In juni 1920 werd het eerste deel van de Zuiderzeewerken aanbesteed: de aanleg van de 2,5 kilometer lange Amsteldiepdijk van Noord-Holland naar het eiland Wieringen. Bij dat project werd nuttige ervaring opgedaan die later van pas kwam bij de aanleg van de Afsluitdijk. In augustus 1930 werd de Wieringermeerpolder drooggelegd. Het is de enige Zuiderzeepolder geweest. De polder werd voor de afsluiting van de zee drooggelegd omdat er heel veel vraag was naar landbouwgrond. De aanleg van de Afsluitdijk begon in januari 1927. Op 28 mei 1932 werd de dam gesloten.

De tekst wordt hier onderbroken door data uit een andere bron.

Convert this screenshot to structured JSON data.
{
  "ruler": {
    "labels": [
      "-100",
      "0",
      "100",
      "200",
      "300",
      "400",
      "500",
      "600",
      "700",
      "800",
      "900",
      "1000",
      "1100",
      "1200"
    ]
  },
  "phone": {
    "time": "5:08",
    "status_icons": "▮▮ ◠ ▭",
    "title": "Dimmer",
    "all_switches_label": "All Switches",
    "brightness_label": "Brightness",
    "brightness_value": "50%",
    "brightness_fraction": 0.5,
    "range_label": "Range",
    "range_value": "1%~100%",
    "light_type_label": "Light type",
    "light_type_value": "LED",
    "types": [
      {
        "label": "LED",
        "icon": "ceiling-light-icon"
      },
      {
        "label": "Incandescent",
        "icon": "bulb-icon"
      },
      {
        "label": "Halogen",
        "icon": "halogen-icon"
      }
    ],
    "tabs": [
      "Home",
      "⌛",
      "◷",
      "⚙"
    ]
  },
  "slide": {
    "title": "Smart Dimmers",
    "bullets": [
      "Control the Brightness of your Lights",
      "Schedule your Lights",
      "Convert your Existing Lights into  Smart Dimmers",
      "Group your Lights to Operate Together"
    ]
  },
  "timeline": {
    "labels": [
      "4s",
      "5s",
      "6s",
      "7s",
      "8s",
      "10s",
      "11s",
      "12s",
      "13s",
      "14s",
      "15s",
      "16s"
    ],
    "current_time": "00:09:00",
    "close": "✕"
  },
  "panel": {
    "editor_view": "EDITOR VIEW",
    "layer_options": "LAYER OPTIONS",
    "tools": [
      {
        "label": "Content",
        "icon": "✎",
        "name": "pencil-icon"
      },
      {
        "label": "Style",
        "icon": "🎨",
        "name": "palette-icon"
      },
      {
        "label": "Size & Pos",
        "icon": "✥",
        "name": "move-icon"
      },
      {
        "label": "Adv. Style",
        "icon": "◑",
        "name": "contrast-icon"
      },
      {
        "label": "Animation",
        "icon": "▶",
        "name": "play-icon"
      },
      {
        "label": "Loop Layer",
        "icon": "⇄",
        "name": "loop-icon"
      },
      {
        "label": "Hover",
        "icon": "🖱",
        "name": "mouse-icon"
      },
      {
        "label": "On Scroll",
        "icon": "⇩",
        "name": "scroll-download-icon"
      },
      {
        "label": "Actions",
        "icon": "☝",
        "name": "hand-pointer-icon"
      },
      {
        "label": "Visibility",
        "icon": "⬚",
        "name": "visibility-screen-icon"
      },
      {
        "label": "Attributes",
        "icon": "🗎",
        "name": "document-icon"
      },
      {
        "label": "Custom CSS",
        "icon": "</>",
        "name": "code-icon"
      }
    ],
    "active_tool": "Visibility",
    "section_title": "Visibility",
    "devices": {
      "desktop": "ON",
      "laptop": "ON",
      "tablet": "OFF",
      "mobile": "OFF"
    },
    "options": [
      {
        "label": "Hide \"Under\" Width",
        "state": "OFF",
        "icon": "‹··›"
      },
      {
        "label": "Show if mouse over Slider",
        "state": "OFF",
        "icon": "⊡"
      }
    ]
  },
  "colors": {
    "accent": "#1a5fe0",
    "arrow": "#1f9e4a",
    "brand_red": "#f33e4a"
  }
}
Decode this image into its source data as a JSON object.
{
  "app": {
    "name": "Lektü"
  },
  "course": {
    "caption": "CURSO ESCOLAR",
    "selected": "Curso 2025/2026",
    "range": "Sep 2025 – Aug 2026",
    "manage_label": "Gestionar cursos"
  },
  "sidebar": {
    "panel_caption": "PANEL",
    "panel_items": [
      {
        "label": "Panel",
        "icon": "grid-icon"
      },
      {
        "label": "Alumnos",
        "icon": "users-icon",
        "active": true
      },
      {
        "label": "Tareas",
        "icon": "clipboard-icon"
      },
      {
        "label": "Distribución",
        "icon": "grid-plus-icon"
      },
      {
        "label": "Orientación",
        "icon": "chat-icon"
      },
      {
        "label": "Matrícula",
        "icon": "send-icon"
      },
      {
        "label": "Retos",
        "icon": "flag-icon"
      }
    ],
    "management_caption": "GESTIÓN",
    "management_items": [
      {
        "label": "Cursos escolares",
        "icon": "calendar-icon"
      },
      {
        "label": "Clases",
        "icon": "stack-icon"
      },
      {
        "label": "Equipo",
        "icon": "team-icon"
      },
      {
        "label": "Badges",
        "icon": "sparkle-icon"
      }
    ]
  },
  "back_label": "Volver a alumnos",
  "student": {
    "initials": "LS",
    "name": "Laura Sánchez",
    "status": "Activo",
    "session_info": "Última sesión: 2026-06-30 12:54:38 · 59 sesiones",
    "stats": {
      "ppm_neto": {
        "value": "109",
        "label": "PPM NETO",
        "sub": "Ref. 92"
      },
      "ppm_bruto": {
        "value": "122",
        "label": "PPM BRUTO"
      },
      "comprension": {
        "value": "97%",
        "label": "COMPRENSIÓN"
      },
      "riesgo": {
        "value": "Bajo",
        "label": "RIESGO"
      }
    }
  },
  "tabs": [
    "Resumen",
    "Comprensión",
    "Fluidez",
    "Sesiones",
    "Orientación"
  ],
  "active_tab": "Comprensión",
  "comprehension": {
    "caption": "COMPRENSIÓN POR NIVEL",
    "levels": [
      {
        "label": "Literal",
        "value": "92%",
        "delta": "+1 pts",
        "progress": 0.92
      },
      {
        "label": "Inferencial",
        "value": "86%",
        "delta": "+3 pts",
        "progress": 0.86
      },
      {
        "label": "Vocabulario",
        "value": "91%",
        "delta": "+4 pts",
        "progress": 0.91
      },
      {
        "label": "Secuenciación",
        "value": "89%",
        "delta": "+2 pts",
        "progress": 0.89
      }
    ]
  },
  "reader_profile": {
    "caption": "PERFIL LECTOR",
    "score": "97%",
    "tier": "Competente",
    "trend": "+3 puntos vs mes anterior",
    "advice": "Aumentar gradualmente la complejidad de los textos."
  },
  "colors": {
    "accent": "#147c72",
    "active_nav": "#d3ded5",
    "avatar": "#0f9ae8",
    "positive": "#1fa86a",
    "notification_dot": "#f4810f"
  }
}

Tussen 1936 en 1968 is gewerkt aan de IJsselmeerpolders (Noordoostpolder, Oostelijk Flevoland en Zuidelijk Flevoland, de huidige provincie Flevoland). Aanvankelijk waren er plannen nog meer land in te polderen. Zo werd in 1976 nog dwars door het IJsselmeer de Houtribdijk aangelegd in verband met de geplande inpoldering van de Markerwaard. Deze is er nooit gekomen vanwege financiële redenen en toenemend verzet tegen verdere aantasting van het gebied rond de voormalige Zuiderzee. Op die manier heeft de omgeving aan de noordgrens van Amsterdam (De regio Waterland) het oorspronkelijke "open" karakter behouden.

De afsluiting had grote gevolgen voor de visserij en de natuur, en betekende de nekslag voor de duizenden vissers die op de Zuiderzee hun boterham verdienden. Na de voltooiing van de Afsluitdijk veranderde de voormalige zee in een meer. Het water werd geleidelijk aan steeds zoeter. Nog een paar jaar hielden de haring en de ansjovis stand, maar toen verdwenen ze. De bruinvis en de gewone zeehond waren toen al lang vertrokken. Veel vissers maakten gebruik van de Zuiderzeesteunwet en vroegen een uitkering aan. Anderen werden bijvoorbeeld pluimveehouder of boer. Ook vishandelaren, zeilmakers en scheepbouwers werden werkloos. De geschiedenis van de Zuiderzeevisserij is uitgebreid in beeld gebracht door Peter Dorleijn.

Huidige situatie

Paling blijft een belangrijke bron van inkomsten voor de vissers, al klagen deze wel over de sterke toename van aalscholvers die zich ook met de vis voeden.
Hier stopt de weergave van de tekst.